Education regressions

By Eric Crampton 26/09/2012

Luis at Quantum Forest has been doing some great work with the schools data. I’m picking up on it with a few regressions. Raw performance data for the schools isn’t all that instructive as schools have very different raw materials with which to work. But it would be nice to know how well a school does given the decile and ethnic mix of students coming into the classroom. So let’s check that.

I’m using Luis’s data here, modified slightly to work in Stata: I replaced the NA cells with . so that Stata would read things as numeric variables rather than strings. My do file and dta file are up at Dropbox.

Like Luis, I started by generating a variable giving the proportion of students either meeting or exceeding the standard in each of reading, writing, and maths. I then ran a few simple linear regressions with analytic weights equal to the total school roll: the dependent variable is an average and the schools average over different numbers of students.

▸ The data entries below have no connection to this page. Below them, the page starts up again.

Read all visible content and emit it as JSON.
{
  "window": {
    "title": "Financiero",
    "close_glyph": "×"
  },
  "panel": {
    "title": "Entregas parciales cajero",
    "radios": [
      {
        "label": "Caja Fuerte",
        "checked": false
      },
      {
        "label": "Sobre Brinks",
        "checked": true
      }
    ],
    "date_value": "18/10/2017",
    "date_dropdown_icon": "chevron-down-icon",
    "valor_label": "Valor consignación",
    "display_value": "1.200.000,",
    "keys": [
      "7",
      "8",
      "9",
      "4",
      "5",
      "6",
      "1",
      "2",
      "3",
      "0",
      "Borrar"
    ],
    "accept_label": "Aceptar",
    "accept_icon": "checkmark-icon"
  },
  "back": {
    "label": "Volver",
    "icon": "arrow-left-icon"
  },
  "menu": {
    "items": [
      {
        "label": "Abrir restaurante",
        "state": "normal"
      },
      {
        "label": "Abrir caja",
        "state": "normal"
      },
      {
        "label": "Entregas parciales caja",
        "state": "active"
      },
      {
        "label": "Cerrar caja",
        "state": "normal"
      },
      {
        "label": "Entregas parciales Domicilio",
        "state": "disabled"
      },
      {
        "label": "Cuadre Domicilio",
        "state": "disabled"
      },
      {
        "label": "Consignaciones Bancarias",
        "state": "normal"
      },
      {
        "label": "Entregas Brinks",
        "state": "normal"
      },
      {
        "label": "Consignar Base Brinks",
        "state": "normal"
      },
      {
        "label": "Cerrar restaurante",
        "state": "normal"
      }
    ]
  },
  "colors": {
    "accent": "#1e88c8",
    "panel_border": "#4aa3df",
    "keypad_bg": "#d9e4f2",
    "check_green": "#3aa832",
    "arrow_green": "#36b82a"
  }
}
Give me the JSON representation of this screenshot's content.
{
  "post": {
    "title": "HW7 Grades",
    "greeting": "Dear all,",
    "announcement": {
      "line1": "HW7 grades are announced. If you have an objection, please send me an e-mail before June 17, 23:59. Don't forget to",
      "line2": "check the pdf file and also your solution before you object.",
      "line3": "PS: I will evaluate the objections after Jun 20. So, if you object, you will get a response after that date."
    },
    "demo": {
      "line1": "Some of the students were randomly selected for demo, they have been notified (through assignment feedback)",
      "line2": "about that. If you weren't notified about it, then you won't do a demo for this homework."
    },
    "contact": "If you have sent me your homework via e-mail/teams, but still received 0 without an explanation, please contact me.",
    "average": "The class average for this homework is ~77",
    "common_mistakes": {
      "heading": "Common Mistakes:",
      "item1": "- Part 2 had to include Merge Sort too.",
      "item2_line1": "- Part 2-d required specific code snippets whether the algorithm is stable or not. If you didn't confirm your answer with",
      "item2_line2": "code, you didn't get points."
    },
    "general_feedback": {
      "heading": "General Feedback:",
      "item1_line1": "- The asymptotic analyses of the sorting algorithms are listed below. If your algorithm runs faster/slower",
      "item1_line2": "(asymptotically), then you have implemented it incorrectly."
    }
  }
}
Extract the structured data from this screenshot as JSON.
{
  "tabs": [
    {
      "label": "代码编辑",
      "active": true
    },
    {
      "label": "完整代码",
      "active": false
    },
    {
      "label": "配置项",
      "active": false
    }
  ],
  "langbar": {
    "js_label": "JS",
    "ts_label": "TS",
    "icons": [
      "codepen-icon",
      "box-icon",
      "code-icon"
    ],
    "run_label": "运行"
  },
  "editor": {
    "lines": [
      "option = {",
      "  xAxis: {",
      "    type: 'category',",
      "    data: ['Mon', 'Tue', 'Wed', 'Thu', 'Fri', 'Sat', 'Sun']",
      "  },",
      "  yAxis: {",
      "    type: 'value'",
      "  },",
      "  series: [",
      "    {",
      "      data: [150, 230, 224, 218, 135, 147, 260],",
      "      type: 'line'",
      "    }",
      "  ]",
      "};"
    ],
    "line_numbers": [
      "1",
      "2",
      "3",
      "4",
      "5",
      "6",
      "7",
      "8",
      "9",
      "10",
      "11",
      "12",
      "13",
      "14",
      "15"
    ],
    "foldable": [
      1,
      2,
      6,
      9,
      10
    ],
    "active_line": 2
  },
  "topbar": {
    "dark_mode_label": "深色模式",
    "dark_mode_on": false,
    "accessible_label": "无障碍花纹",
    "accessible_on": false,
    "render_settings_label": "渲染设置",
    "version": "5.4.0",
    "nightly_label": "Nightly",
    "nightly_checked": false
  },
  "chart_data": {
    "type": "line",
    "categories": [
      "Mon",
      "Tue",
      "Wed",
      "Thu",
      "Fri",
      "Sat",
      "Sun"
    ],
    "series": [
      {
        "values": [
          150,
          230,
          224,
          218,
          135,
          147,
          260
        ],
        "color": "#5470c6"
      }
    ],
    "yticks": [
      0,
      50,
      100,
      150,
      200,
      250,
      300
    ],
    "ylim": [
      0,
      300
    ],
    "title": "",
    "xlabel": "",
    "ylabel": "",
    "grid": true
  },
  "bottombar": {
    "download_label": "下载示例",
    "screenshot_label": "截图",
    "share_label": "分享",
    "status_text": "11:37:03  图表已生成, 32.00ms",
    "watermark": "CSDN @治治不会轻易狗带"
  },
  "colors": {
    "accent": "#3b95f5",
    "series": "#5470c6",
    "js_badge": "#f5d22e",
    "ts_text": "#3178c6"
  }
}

Covariates are decile, decile squared, the number of students per full time teacher equivalent, proportion of each of {Maori, Pacific, Asian, International, Melanesian [MELAA, which could be an acronym for Middle-East, Latin America and Africa, says Kiwi Poll Guy in comments; he’s likely right], Other} students (European dropped), indicator variables for each of {minor urban area (town), secondary urban area (suburb), main urban area (rural dropped)}, indicator variables for single sex boys and girls schools (co-ed dropped), an indicator variable for state schools (integrated schools dropped), an indicator for boarding schools, and indicator variables for each of the main types of school {composite, contributing, intermediate, secondary (full primary dropped)}.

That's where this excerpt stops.